JUAntrag
Strafgerichtsbarkeit in Leipzig
Sachsen als Standort der Rechtspflege stärken: Strafgerichtsbarkeit des Bundes in Leipzig vereinigen
- Beschluss
- Beschlossen im August 2026
- Gremium
- Kreisvorstand der Jungen Union Leipzig
- Adressat
- Landestag der JU Sachsen und Niederschlesien
- Stand
- Fassung des Antragsbuchs zum Landestag am 26. September 2026
Inhalt des Antrags
Beschlusstext
Die Junge Union Sachsen & Niederschlesien setzt sich für die Vereinigung der höchsten deutschen Strafgerichtsbarkeit in Leipzig ein. Dafür sollen die Strafsenate 1 bis 4 des Bundesgerichtshofs schrittweise nach Leipzig verlagert werden.

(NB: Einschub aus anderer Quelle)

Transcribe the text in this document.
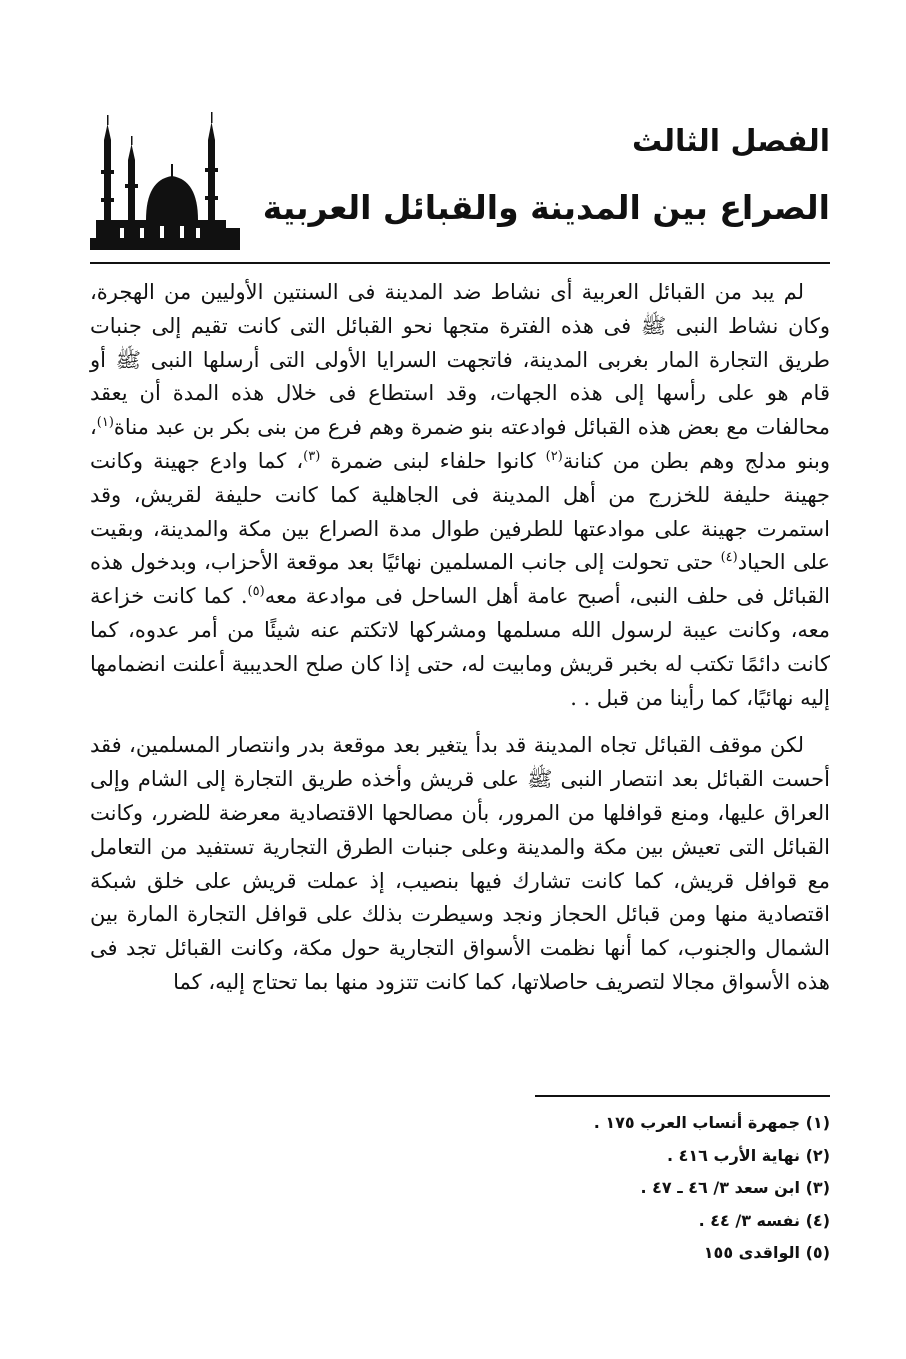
الفصل الثالث
الصراع بين المدينة والقبائل العربية

لم يبد من القبائل العربية أى نشاط ضد المدينة فى السنتين الأوليين من الهجرة، وكان نشاط النبى ﷺ فى هذه الفترة متجها نحو القبائل التى كانت تقيم إلى جنبات طريق التجارة المار بغربى المدينة، فاتجهت السرايا الأولى التى أرسلها النبى ﷺ أو قام هو على رأسها إلى هذه الجهات، وقد استطاع فى خلال هذه المدة أن يعقد محالفات مع بعض هذه القبائل فوادعته بنو ضمرة وهم فرع من بنى بكر بن عبد مناة$^{(١)}$، وبنو مدلج وهم بطن من كنانة$^{(٢)}$ كانوا حلفاء لبنى ضمرة $^{(٣)}$، كما وادع جهينة وكانت جهينة حليفة للخزرج من أهل المدينة فى الجاهلية كما كانت حليفة لقريش، وقد استمرت جهينة على موادعتها للطرفين طوال مدة الصراع بين مكة والمدينة، وبقيت على الحياد$^{(٤)}$ حتى تحولت إلى جانب المسلمين نهائيًا بعد موقعة الأحزاب، وبدخول هذه القبائل فى حلف النبى، أصبح عامة أهل الساحل فى موادعة معه$^{(٥)}$. كما كانت خزاعة معه، وكانت عيبة لرسول الله مسلمها ومشركها لاتكتم عنه شيئًا من أمر عدوه، كما كانت دائمًا تكتب له بخبر قريش ومابيت له، حتى إذا كان صلح الحديبية أعلنت انضمامها إليه نهائيًا، كما رأينا من قبل . .

لكن موقف القبائل تجاه المدينة قد بدأ يتغير بعد موقعة بدر وانتصار المسلمين، فقد أحست القبائل بعد انتصار النبى ﷺ على قريش وأخذه طريق التجارة إلى الشام وإلى العراق عليها، ومنع قوافلها من المرور، بأن مصالحها الاقتصادية معرضة للضرر، وكانت القبائل التى تعيش بين مكة والمدينة وعلى جنبات الطرق التجارية تستفيد من التعامل مع قوافل قريش، كما كانت تشارك فيها بنصيب، إذ عملت قريش على خلق شبكة اقتصادية منها ومن قبائل الحجاز ونجد وسيطرت بذلك على قوافل التجارة المارة بين الشمال والجنوب، كما أنها نظمت الأسواق التجارية حول مكة، وكانت القبائل تجد فى هذه الأسواق مجالا لتصريف حاصلاتها، كما كانت تتزود منها بما تحتاج إليه، كما

(١) جمهرة أنساب العرب ١٧٥ .
(٢) نهاية الأرب ٤١٦ .
(٣) ابن سعد ٣/ ٤٦ ـ ٤٧ .
(٤) نفسه ٣/ ٤٤ .
(٥) الواقدى ١٥٥
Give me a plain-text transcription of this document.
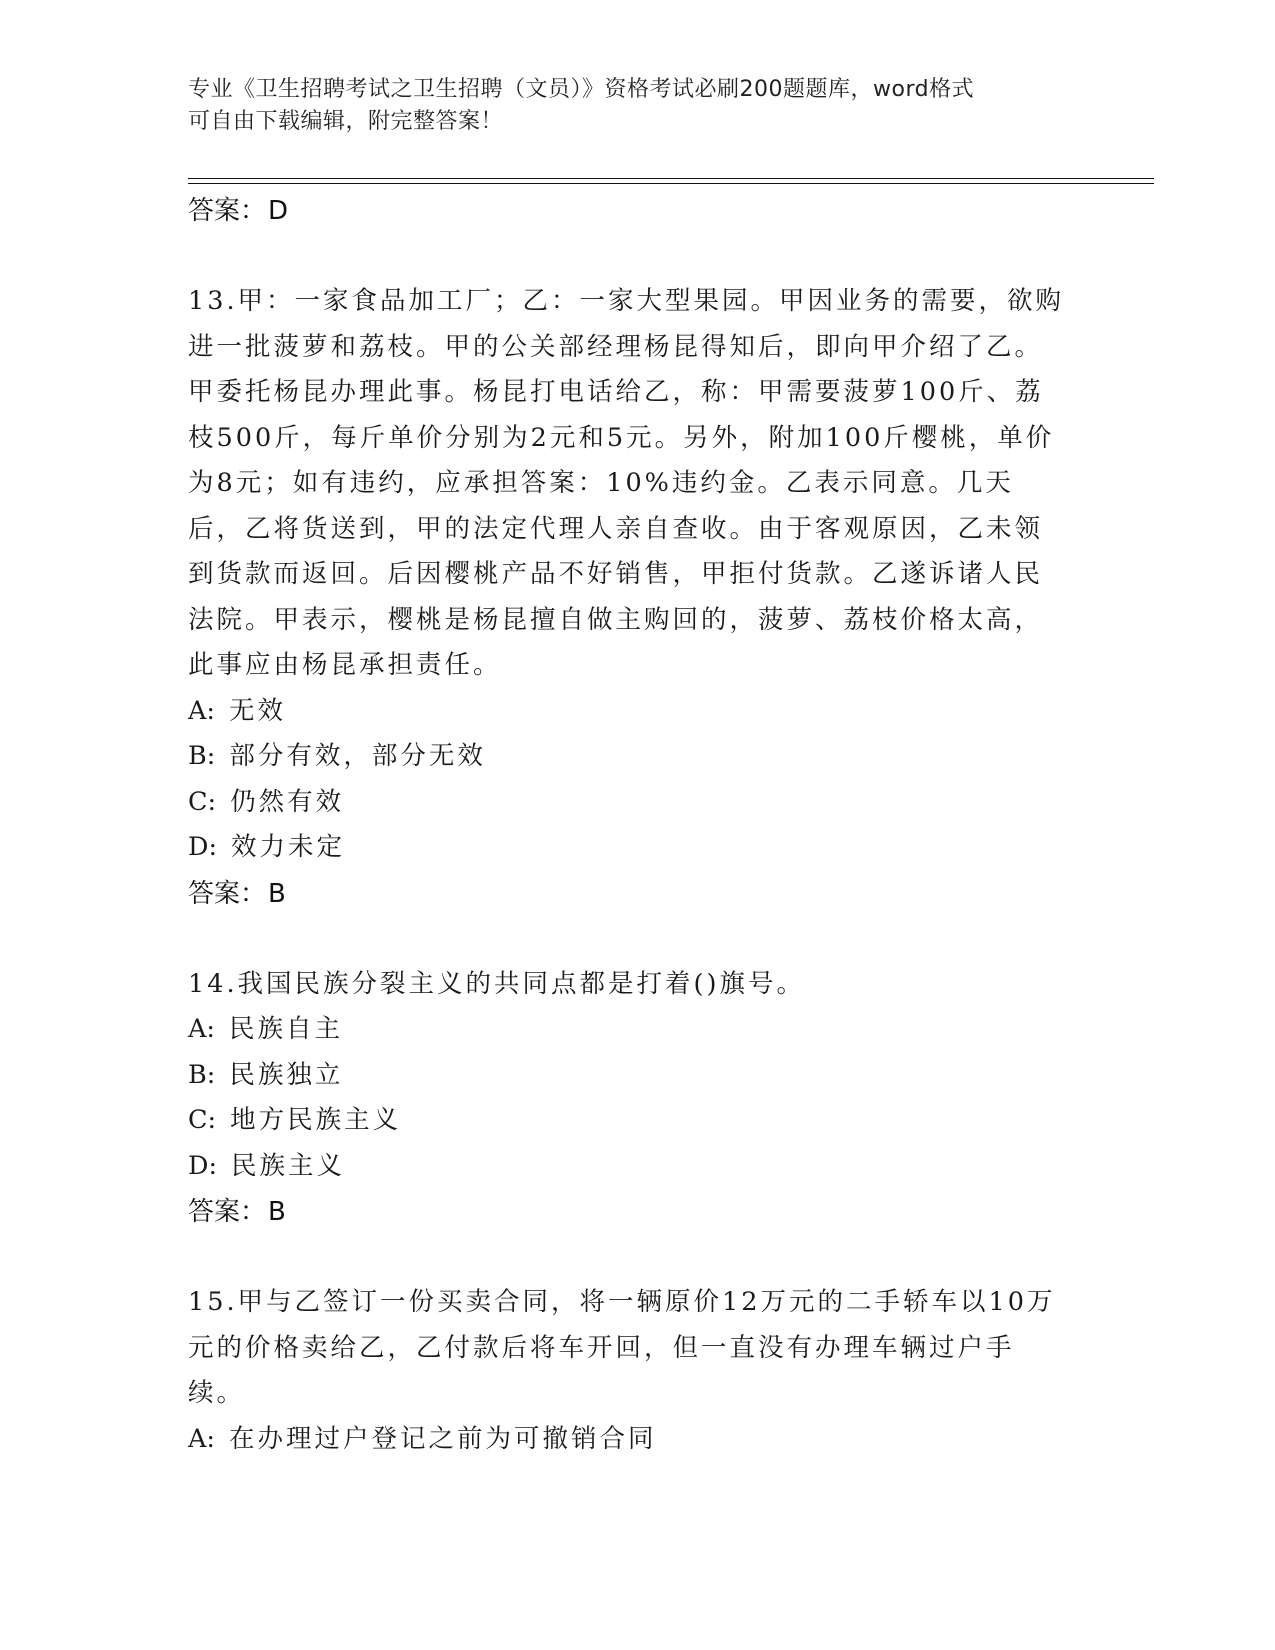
专业《卫生招聘考试之卫生招聘（文员）》资格考试必刷200题题库，word格式
可自由下载编辑，附完整答案！
答案：D
13.甲：一家食品加工厂；乙：一家大型果园。甲因业务的需要，欲购进一批菠萝和荔枝。甲的公关部经理杨昆得知后，即向甲介绍了乙。甲委托杨昆办理此事。杨昆打电话给乙，称：甲需要菠萝100斤、荔枝500斤，每斤单价分别为2元和5元。另外，附加100斤樱桃，单价为8元；如有违约，应承担答案：10%违约金。乙表示同意。几天后，乙将货送到，甲的法定代理人亲自查收。由于客观原因，乙未领到货款而返回。后因樱桃产品不好销售，甲拒付货款。乙遂诉诸人民法院。甲表示，樱桃是杨昆擅自做主购回的，菠萝、荔枝价格太高，此事应由杨昆承担责任。
A: 无效
B: 部分有效，部分无效
C: 仍然有效
D: 效力未定
答案：B
14.我国民族分裂主义的共同点都是打着()旗号。
A: 民族自主
B: 民族独立
C: 地方民族主义
D: 民族主义
答案：B
15.甲与乙签订一份买卖合同，将一辆原价12万元的二手轿车以10万元的价格卖给乙，乙付款后将车开回，但一直没有办理车辆过户手续。
A: 在办理过户登记之前为可撤销合同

Dem folgend soll auch der Generalbundesanwalt beim Bundesgerichtshof nach Leipzig umziehen.
Begründung
Insgesamt 66 Jahre lang – bis zur innerdeutschen Teilung – war Leipzig Sitz des höchsten deutschen Gerichts und hat somit eine herausgehobene Position in der deutschen Rechtsgeschichte wie -entwicklung inne. Vor diesem Hintergrund erscheint es ernüchternd, dass Leipzig, zusätzlich die größte Stadt Ostdeutschlands, im Jahre 1992 beim Kompromiss zur Verteilung der deutschen Bundesgerichte nur sehr bedingt bedacht wurde. In Hinblick darauf, dass sowohl Bundesverfassungsgericht als auch sämtliche Zivilsenate des BGH in Karlsruhe ansässig sind, scheint es nicht unverhältnismäßig, zumindest die oberste Strafgerichtsbarkeit vollständig nach Leipzig zu verlagern.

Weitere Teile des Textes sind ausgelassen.